Medicare protects beneficiaries from catastrophic health-care bills and helps keep many out of poverty. But the findings—which represented nearly 51 million Medicare enrollees nationwide—suggest that large swaths of older and vulnerable enrollees face additional nonmedical problems that could adversely affect their health.
“These are folks that we’re paying a fair bit of money to cover their health expenses, but they don’t have enough to eat. So it’s a threat to their health, which to me is just as concerning as if they had difficulty accessing care,” said Jeanne M. Madden, lead author of the study and associate professor in the Department of Pharmacy and Health Systems Sciences at Northeastern University.
Using a U.S. Department of Agriculture questionnaire, nearly 9,700 beneficiaries were asked if they had run out of food, had no money to get more, couldn’t eat balanced meals, skipped or ate smaller meals, ate less than they wanted, or went hungry due to a lack of funds in the last year.
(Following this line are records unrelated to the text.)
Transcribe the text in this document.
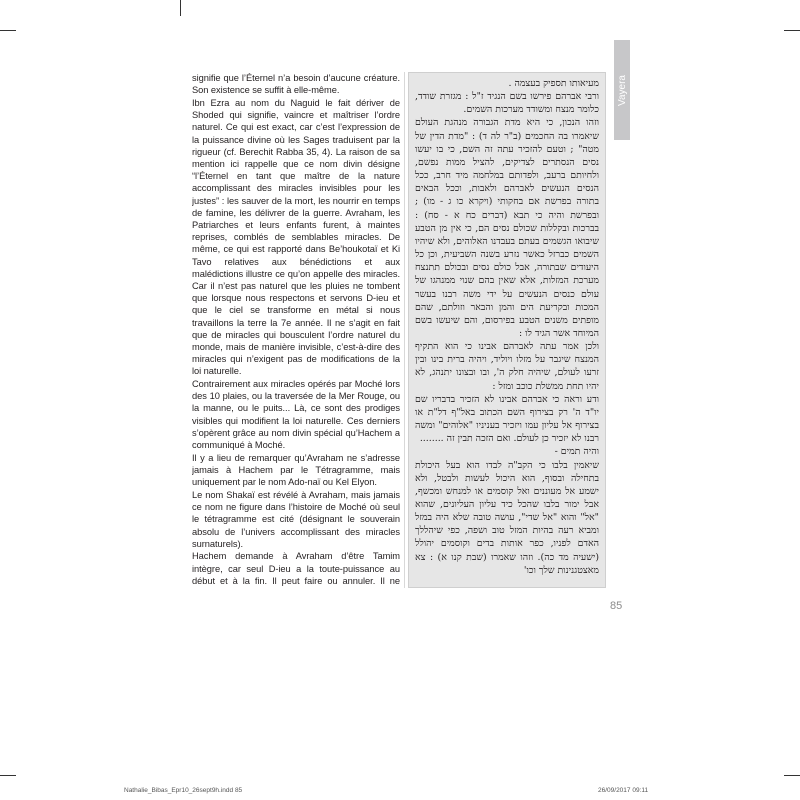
Vayera

signifie que l’Éternel n’a besoin d’aucune créature. Son existence se suffit à elle-même.

Ibn Ezra au nom du Naguid le fait dériver de Shoded qui signifie, vaincre et maîtriser l’ordre naturel. Ce qui est exact, car c’est l’expression de la puissance divine où les Sages traduisent par la rigueur (cf. Berechit Rabba 35, 4). La raison de sa mention ici rappelle que ce nom divin désigne “l’Éternel en tant que maître de la nature accomplissant des miracles invisibles pour les justes” : les sauver de la mort, les nourrir en temps de famine, les délivrer de la guerre. Avraham, les Patriarches et leurs enfants furent, à maintes reprises, comblés de semblables miracles. De même, ce qui est rapporté dans Be’houkotaï et Ki Tavo relatives aux bénédictions et aux malédictions illustre ce qu’on appelle des miracles. Car il n’est pas naturel que les pluies ne tombent que lorsque nous respectons et servons D-ieu et que le ciel se transforme en métal si nous travaillons la terre la 7e année. Il ne s’agit en fait que de miracles qui bousculent l’ordre naturel du monde, mais de manière invisible, c’est-à-dire des miracles qui n’exigent pas de modifications de la loi naturelle.

Contrairement aux miracles opérés par Moché lors des 10 plaies, ou la traversée de la Mer Rouge, ou la manne, ou le puits... Là, ce sont des prodiges visibles qui modifient la loi naturelle. Ces derniers s’opèrent grâce au nom divin spécial qu’Hachem a communiqué à Moché.

Il y a lieu de remarquer qu’Avraham ne s’adresse jamais à Hachem par le Tétragramme, mais uniquement par le nom Ado-naï ou Kel Elyon.

Le nom Shakaï est révélé à Avraham, mais jamais ce nom ne figure dans l’histoire de Moché où seul le tétragramme est cité (désignant le souverain absolu de l’univers accomplissant des miracles surnaturels).

Hachem demande à Avraham d’être Tamim intègre, car seul D-ieu a la toute-puissance au début et à la fin. Il peut faire ou annuler. Il ne

מעיאותו תספיק בעצמה .

ורבי אברהם פירשו בשם הנגיד ז"ל : מגזרת שודד, כלומר מנצח ומשודד מערכות השמים.

וזהו הנכון, כי היא מדת הגבורה מנהגת העולם שיאמרו בה החכמים (ב"ר לה ד) : "מדת הדין של מטה" ; וטעם להזכיר עתה זה השם, כי בו יעשו נסים הנסתרים לצדיקים, להציל ממות נפשם, ולחיותם ברעב, ולפדותם במלחמה מיד חרב, ככל הנסים הנעשים לאברהם ולאבות, וככל הבאים בתורה בפרשת אם בחקותי (ויקרא כו ג - מו) ; ובפרשת והיה כי תבא (דברים כח א - סח) : בברכות ובקללות שכולם נסים הם, כי אין מן הטבע שיבואו הגשמים בעתם בעבדנו האלוהים, ולא שיהיו השמים כברזל כאשר נזרע בשנה השביעית, וכן כל היעודים שבתורה, אבל כולם נסים ובכולם תתנצח מערכת המזלות, אלא שאין בהם שנוי ממנהגו של עולם כנסים הנעשים על ידי משה רבנו בעשר המכות ובקריעת הים והמן והבאר וזולתם, שהם מופתים משנים הטבע בפירסום, והם שיעשו בשם המיוחד אשר הגיד לו :

ולכן אמר עתה לאברהם אבינו כי הוא התקיף המנצח שיגבר על מזלו ויוליד, ויהיה ברית בינו ובין זרעו לעולם, שיהיה חלק ה', ובו ובצונו יתנהג, לא יהיו תחת ממשלת כוכב ומזל :

ודע וראה כי אברהם אבינו לא הזכיר בדבריו שם יו"ד ה' רק בצירוף השם הכתוב באל"ף דל"ת או בצירוף אל עליון עמו ויזכיר בעניניו "אלוהים" ומשה רבנו לא יזכיר כן לעולם. ואם הזכה תבין זה ........

והיה תמים -

שיאמין בלבו כי הקב"ה לבדו הוא בעל היכולת בתחילה ובסוף, הוא היכול לעשות ולבטל, ולא ישמע אל מעוננים ואל קוסמים או למנחש ומכשף, אבל ימור בלבו שהכל כיד עליון העליונים, שהוא "אל" והוא "אל שדי", עושה טובה שלא היה במזל ומביא רעה בהיות המזל טוב ושפה, כפי שיהללך האדם לפניו, כפר אותות בדים וקוסמים יהולל (ישעיה מד כה). וזהו שאמרו (שבת קנו א) : צא מאצטגנינות שלך וכו'

85
Nathalie_Bibas_Epr10_26sept9h.indd 85	26/09/2017 09:11
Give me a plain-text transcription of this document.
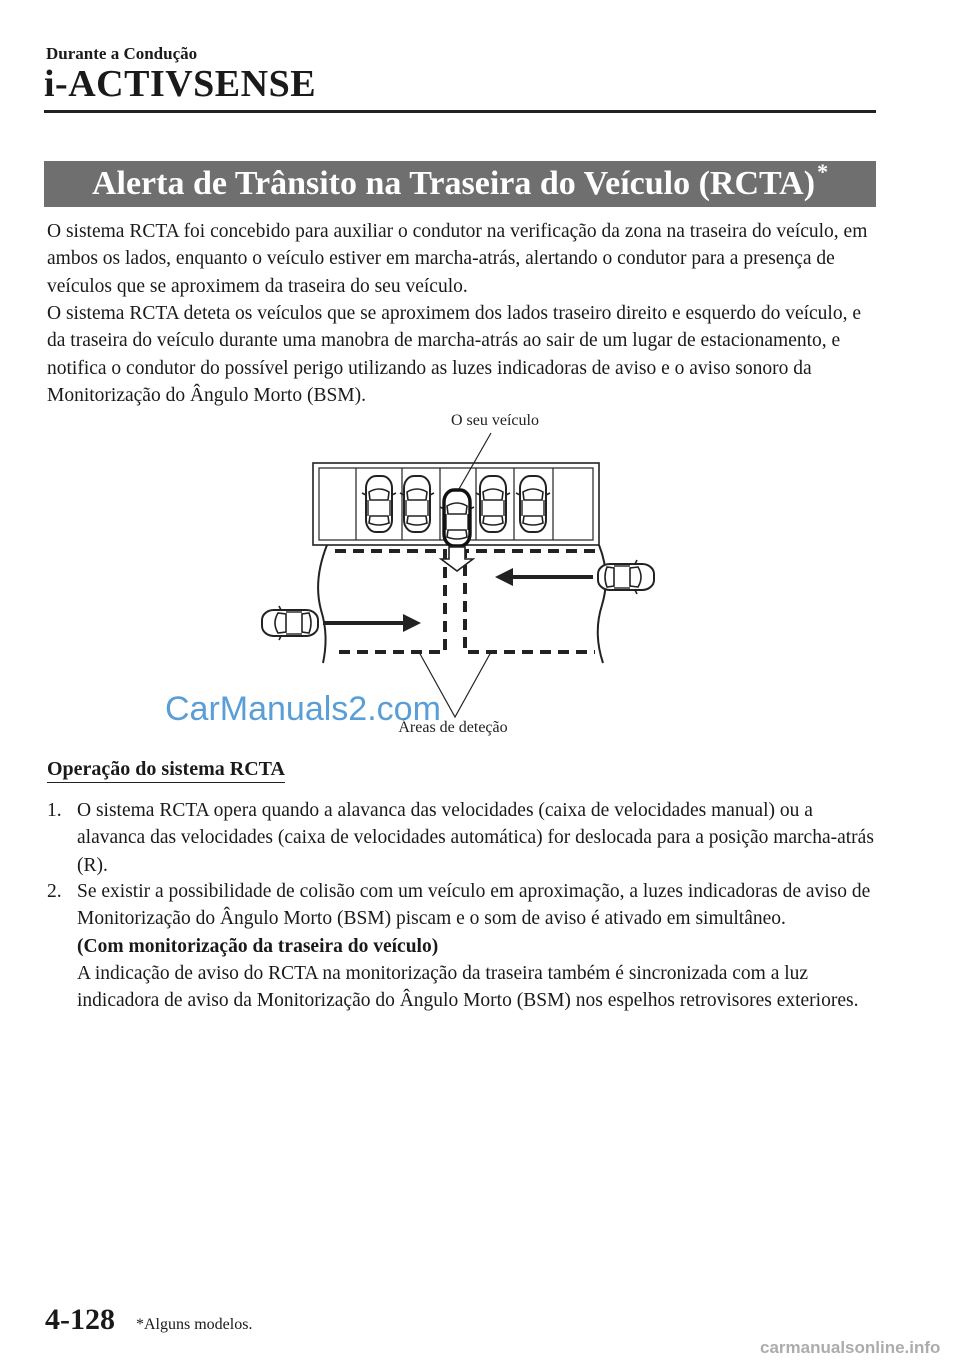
Durante a Condução
i-ACTIVSENSE
Alerta de Trânsito na Traseira do Veículo (RCTA) *
O sistema RCTA foi concebido para auxiliar o condutor na verificação da zona na traseira do veículo, em ambos os lados, enquanto o veículo estiver em marcha-atrás, alertando o condutor para a presença de veículos que se aproximem da traseira do seu veículo.
O sistema RCTA deteta os veículos que se aproximem dos lados traseiro direito e esquerdo do veículo, e da traseira do veículo durante uma manobra de marcha-atrás ao sair de um lugar de estacionamento, e notifica o condutor do possível perigo utilizando as luzes indicadoras de aviso e o aviso sonoro da Monitorização do Ângulo Morto (BSM).
O seu veículo
Áreas de deteção
CarManuals2.com
Operação do sistema RCTA
1. O sistema RCTA opera quando a alavanca das velocidades (caixa de velocidades manual) ou a alavanca das velocidades (caixa de velocidades automática) for deslocada para a posição marcha-atrás (R).
2. Se existir a possibilidade de colisão com um veículo em aproximação, a luzes indicadoras de aviso de Monitorização do Ângulo Morto (BSM) piscam e o som de aviso é ativado em simultâneo.
(Com monitorização da traseira do veículo)
A indicação de aviso do RCTA na monitorização da traseira também é sincronizada com a luz indicadora de aviso da Monitorização do Ângulo Morto (BSM) nos espelhos retrovisores exteriores.
4-128 *Alguns modelos.
carmanualsonline.info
Those who answered “yes” to at least two questions were determined to be “food insecure.”
According to the report, “the findings highlight the appropriateness of the Centers for Medicare & Medicaid Services’ intensifying focus on social determinants of health,” to address nonmedical problems, like hunger, that can endanger patients’ health and lead to costly hospitalizations.
More caregivers are screening patients for social problems like sexual abuse, hunger, and domestic violence, Madden said. But a recent survey in JAMA Network Open found that less than 40% of 739 hospitals screened patients for food insecurity, while just 30% of nearly 2,200 physician practices did so.
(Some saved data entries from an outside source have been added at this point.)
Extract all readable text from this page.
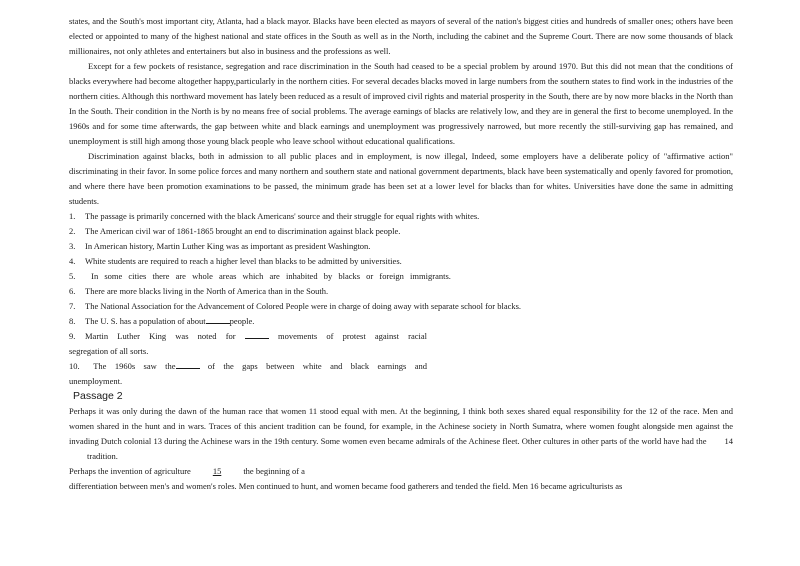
states, and the South's most important city, Atlanta, had a black mayor. Blacks have been elected as mayors of several of the nation's biggest cities and hundreds of smaller ones; others have been elected or appointed to many of the highest national and state offices in the South as well as in the North, including the cabinet and the Supreme Court. There are now some thousands of black millionaires, not only athletes and entertainers but also in business and the professions as well.

Except for a few pockets of resistance, segregation and race discrimination in the South had ceased to be a special problem by around 1970. But this did not mean that the conditions of blacks everywhere had become altogether happy,particularly in the northern cities. For several decades blacks moved in large numbers from the southern states to find work in the industries of the northern cities. Although this northward movement has lately been reduced as a result of improved civil rights and material prosperity in the South, there are by now more blacks in the North than In the South. Their condition in the North is by no means free of social problems. The average earnings of blacks are relatively low, and they are in general the first to become unemployed. In the 1960s and for some time afterwards, the gap between white and black earnings and unemployment was progressively narrowed, but more recently the still-surviving gap has remained, and unemployment is still high among those young black people who leave school without educational qualifications.

Discrimination against blacks, both in admission to all public places and in employment, is now illegal, Indeed, some employers have a deliberate policy of "affirmative action" discriminating in their favor. In some police forces and many northern and southern state and national government departments, black have been systematically and openly favored for promotion, and where there have been promotion examinations to be passed, the minimum grade has been set at a lower level for blacks than for whites. Universities have done the same in admitting students.

1. The passage is primarily concerned with the black Americans' source and their struggle for equal rights with whites.

2. The American civil war of 1861-1865 brought an end to discrimination against black people.

3. In American history, Martin Luther King was as important as president Washington.

4. White students are required to reach a higher level than blacks to be admitted by universities.

5. In some cities there are whole areas which are inhabited by blacks or foreign immigrants.

6. There are more blacks living in the North of America than in the South.

7. The National Association for the Advancement of Colored People were in charge of doing away with separate school for blacks.

8. The U. S. has a population of about	people.

9. Martin Luther King was noted for	movements of protest against racial

segregation of all sorts.

10. The 1960s saw the	of the gaps between white and black earnings and

unemployment.

Passage 2

Perhaps it was only during the dawn of the human race that women 11 stood equal with men. At the beginning, I think both sexes shared equal responsibility for the 12 of the race. Men and women shared in the hunt and in wars. Traces of this ancient tradition can be found, for example, in the Achinese society in North Sumatra, where women fought alongside men against the invading Dutch colonial 13 during the Achinese wars in the 19th century. Some women even became admirals of the Achinese fleet. Other cultures in other parts of the world have had the 14tradition.

Perhaps the invention of agriculture	15	the beginning of a

differentiation between men's and women's roles. Men continued to hunt, and women became food gatherers and tended the field. Men 16 became agriculturists as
Hunger is the most extreme form of food insecurity, but the most commonly reported problem is running out of food and not having money to buy more, Madden said.
Important risk factors for food insecurity among Medicare enrollees include multiple chronic conditions and symptoms of depression and anxiety. Limited ability to perform daily living activities is an additional risk factor for the elderly, Madden said. While these ailments were associated with food insecurity, the study did not show them to be a cause.